Dommages-ouvrage et BTP
Cadre juridique et solutions pratiques
Les démarches pour la souscription d’une assurance dommages-ouvrage adaptée
Assurer un immeuble collectif en réhabilitation exige un dossier technique incluant études de sol et attestations décennales des intervenants. Cette procédure valide le préfinancement des réparations de nature décennale, telles qu’une fissuration infiltrante des fondations ou murs porteurs.
Déclarer un sinistre sur local commercial requiert une expertise amiable ou judiciaire pour cibler la cause des désordres. Cela active la garantie de parfait achèvement ou biennale pour les dommages matériels sur les équipements dissociables défaillants du bâtiment.

La garantie de solidité
de l’ouvrage
Elle couvre les vices cachés compromettant la pérennité de la structure, incluant les fissures traversantes ou un effondrement partiel.
La garantie des éléments d’équipement indissociables
Cette protection vise les installations intégrées au gros œuvre (chauffage au sol, canalisations encastrées), dont le dysfonctionnement rend l’ouvrage impropre à sa destination.
La garantie d’impropriété
à destination
Elle s’applique quand des malfaçons rendent le bâtiment inhabitable, même sans péril structurel (ex : défaut d’étanchéité à l’air, infiltrations majeures en toiture).

Les fondations spéciales
Indispensables sur sols instables, les techniques de reprise incluent micropieux et pieux forés, nécessitant une étude géotechnique préalable spécifique.

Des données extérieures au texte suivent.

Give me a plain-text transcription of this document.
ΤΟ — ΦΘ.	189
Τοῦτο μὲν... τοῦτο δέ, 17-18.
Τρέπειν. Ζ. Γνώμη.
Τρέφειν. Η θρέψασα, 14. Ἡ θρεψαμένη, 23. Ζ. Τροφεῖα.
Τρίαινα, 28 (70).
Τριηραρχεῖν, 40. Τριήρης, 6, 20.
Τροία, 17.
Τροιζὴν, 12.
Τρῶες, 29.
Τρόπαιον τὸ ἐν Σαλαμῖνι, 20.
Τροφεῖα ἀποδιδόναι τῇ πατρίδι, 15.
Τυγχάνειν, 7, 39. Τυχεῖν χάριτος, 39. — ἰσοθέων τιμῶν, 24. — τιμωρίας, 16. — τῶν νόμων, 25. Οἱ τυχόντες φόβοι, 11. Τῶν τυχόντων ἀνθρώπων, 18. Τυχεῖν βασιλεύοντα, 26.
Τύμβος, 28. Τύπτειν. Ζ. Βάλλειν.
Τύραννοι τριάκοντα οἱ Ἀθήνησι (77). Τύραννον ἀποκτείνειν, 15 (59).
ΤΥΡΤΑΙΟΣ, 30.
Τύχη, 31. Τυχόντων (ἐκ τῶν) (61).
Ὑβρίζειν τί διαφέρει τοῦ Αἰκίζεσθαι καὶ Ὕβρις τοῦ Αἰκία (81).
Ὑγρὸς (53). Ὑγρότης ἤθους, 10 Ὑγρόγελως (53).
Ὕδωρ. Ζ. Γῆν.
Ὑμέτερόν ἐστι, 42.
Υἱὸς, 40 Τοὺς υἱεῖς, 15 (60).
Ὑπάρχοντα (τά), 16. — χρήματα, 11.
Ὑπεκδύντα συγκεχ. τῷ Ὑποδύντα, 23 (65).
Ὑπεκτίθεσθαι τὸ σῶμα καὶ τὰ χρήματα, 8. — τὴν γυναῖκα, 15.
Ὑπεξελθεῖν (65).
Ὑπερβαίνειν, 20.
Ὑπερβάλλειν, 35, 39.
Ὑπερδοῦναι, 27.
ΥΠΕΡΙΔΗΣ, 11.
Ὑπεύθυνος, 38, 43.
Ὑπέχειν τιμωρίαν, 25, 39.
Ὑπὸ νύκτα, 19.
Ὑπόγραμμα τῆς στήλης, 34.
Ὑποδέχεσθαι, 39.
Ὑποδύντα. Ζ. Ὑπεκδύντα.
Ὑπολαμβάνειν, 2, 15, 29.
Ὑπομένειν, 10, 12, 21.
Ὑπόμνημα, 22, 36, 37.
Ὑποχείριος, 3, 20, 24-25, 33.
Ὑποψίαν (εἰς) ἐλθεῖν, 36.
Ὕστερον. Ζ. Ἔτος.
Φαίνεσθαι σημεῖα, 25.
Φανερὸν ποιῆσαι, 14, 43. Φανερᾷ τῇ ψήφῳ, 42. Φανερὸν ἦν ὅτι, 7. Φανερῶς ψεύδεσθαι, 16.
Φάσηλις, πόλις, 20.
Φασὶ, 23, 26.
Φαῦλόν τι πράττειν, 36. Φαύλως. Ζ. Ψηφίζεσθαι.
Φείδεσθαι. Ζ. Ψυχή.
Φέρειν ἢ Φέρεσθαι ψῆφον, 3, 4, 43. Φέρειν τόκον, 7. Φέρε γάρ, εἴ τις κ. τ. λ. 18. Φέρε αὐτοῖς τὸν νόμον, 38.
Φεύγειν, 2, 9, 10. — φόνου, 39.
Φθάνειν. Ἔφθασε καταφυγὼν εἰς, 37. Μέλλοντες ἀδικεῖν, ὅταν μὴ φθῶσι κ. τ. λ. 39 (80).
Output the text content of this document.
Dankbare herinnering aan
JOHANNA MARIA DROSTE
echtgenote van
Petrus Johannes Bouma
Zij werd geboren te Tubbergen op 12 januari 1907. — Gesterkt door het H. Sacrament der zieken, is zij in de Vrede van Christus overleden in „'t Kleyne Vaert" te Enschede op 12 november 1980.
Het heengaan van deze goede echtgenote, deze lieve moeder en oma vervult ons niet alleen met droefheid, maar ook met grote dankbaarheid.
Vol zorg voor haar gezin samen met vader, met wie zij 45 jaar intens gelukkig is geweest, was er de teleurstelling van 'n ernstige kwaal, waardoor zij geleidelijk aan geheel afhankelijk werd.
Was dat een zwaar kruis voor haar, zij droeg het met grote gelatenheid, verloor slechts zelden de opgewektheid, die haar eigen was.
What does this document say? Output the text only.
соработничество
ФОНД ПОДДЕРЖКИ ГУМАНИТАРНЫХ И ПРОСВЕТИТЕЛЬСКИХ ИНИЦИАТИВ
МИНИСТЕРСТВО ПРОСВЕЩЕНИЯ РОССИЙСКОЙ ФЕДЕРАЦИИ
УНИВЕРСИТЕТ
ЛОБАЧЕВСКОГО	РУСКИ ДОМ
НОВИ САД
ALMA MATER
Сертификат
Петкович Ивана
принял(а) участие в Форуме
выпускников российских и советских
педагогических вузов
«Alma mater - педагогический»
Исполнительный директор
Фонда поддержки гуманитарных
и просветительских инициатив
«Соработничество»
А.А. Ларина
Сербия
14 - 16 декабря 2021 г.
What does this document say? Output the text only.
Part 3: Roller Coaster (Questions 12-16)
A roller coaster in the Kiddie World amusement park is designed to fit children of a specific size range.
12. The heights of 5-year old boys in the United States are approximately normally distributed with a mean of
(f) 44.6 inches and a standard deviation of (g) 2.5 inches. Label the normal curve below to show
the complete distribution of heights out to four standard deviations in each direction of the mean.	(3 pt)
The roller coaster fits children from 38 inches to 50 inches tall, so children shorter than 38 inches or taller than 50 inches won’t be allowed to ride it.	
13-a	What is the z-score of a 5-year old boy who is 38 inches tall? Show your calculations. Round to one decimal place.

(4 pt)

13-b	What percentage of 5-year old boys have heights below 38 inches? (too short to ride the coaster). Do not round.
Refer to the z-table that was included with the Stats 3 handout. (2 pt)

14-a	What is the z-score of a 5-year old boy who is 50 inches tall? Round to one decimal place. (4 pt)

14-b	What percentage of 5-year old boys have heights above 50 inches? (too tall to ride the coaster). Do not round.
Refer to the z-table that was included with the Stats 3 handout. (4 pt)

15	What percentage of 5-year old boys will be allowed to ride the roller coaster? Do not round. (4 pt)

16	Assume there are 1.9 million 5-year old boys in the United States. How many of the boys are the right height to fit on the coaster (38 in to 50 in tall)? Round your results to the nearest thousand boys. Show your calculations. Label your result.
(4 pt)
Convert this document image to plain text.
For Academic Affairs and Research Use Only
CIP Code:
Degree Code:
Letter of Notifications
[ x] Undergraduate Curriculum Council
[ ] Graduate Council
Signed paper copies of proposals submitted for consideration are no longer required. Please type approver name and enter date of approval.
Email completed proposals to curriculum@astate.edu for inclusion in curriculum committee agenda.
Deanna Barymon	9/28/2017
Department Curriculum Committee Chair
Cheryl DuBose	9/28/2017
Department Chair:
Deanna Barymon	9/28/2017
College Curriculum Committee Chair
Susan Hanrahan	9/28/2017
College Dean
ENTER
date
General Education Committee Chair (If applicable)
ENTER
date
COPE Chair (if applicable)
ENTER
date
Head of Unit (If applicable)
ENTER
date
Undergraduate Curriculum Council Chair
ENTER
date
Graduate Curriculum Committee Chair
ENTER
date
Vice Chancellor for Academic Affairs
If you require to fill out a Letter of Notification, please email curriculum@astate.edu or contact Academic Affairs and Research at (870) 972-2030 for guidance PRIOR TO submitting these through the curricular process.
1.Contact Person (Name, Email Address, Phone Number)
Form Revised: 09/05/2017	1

L’étanchéité des toitures-terrasses
Ces travaux techniques préviennent les dégâts des eaux et infiltrations, risques majeurs en construction neuve ou réfection d’étanchéité existante.

La reprise en sous-œuvre
Ce procédé renforce les fondations existantes d’un bâtiment sinistré, solutionnant les fissures structurelles causées par la sécheresse ou l’affaissement.
Financer son projet immobilier : prêts, aides et solutions adaptées

Les entreprises du BTP
et la gestion des chantiers de construction
Sécuriser un chantier exige une couverture risques rigoureuse pour tous les acteurs. De la responsabilité civile professionnelle à la gestion des ressources, chaque étape impacte la sinistralité, les délais et la rentabilité financière du projet global.
Les professionnels doivent respecter les normes DTU, les obligations environnementales et contraintes techniques pour garantir l’assurabilité. Une gestion de projet efficace repose sur le suivi contractuel et l’adaptation aux aléas de chantier couverts par l’assurance.
Assurer la sécurité des chantiers de construction
Port des équipements de protection individuelle (EPI)
Le personnel doit porter des protections réglementaires (casques, gants, chaussures de sécurité) pour limiter la gravité des blessures corporelles et l’impact sur les cotisations AT/MP de l’entreprise.
Formation professionnelle
à la sécurité
Dispenser des habilitations sécurité régulières aux salariés sur les dangers spécifiques et procédures d’urgence garantit la conformité au Code du travail et réduit la responsabilité pénale.
Gestion des risques liés
aux machines et outils
Contrôler la conformité machines, instaurer une maintenance préventive et former à l’utilisation sécurisée des engins évite les bris de machine coûteux et les arrêts de chantier prolongés.
Les métiers du BTP : de la conception à la réalisation des projets de construction
Le secteur réunit toute la chaîne de valeur, des maîtres d’œuvre et bureaux d’études en conception, jusqu’aux artisans RGE (maçons, électriciens) réalisant les travaux couverts par leur assurance décennale obligatoire sur le terrain.


Ingénieur BTP
Il pilote les études techniques, dimensionne les structures porteuses et engage sa responsabilité civile.

Conducteur d’engins de chantier
Il manœuvre les engins lourds (pelles, grues) pour le terrassement ou le levage sécurisé des matériaux.

Conducteur de travaux
Il orchestre la logistique, le planning et la réception des travaux du chantier.